Another advantage of the system of the present invention is that the 
components of the system are selected and so placed in conjunction with 
one another to keep heat transfer resistance to a minimum and heat 
conductivity to a maximum in the system, further contributing to the 
improved efficiency of the system. 
From a hardware standpoint, the thermoelectric integrated membrane 
evaporation system of the present invention presents an approach to 
urine-water reclamation that integrates proven components to produce a 
design exhibiting exceptional weight, power and volume properties not to 
mention gravity insensitivity. For example, a system suitable for flight 
on long duration space missions in addition to consistently producing 
potable water and being able to be maintained with safety and within 
acceptable crew time limitations will also have the advantages of being 
light in weight, for example, approximately 85 kg (187 lbs), have low 
power requirements, for example, 167 watts at 26.5 vdc, and be of small 
volume, for example, 0.5 M.sup.3 (17.7 ft.sup.3). The system produces 
microbiologically safe potable water by a sequential application of 
definite control procedures. At each component and interface, the change 
of entrance or growth of bacteria is checked. Procedures designed into the 
system including chemical pretreatment, pasteurization, distillation, 
vapor duct liquid entrapment, and final bacteria filtration ensure that at 
each component and component interface the chance of bacterial growth is 
eliminated or severely reduced. For example, reversing the polarity of the 
thermoelectric elements present an effective condenser sterilization mode. 
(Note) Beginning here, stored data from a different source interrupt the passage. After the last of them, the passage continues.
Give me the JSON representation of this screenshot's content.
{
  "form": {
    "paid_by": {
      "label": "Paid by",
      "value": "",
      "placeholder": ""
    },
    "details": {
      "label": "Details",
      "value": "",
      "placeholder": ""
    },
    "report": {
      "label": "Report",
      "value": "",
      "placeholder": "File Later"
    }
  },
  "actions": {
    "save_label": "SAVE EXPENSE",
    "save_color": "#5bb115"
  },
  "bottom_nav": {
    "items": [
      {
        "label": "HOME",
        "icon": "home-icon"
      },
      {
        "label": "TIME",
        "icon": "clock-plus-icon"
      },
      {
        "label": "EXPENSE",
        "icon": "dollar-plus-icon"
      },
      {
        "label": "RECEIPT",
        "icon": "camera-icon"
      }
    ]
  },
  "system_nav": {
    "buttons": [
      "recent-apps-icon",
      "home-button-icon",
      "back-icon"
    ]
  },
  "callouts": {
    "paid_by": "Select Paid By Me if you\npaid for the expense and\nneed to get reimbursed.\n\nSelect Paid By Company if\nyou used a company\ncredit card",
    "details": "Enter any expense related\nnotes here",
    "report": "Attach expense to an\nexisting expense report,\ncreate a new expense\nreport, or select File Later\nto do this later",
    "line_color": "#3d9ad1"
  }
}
Accordingly, while the system provides important weight, power and volume 
advantages, its efficient production of quality potable water is 
paramount. 
Although this invention has been shown and described with respect to a 
preferred embodiment, it will be understood by those skilled in this art 
that various changes in form and detail thereof may be made without 
departing from the spirit and scope of the claimed invention.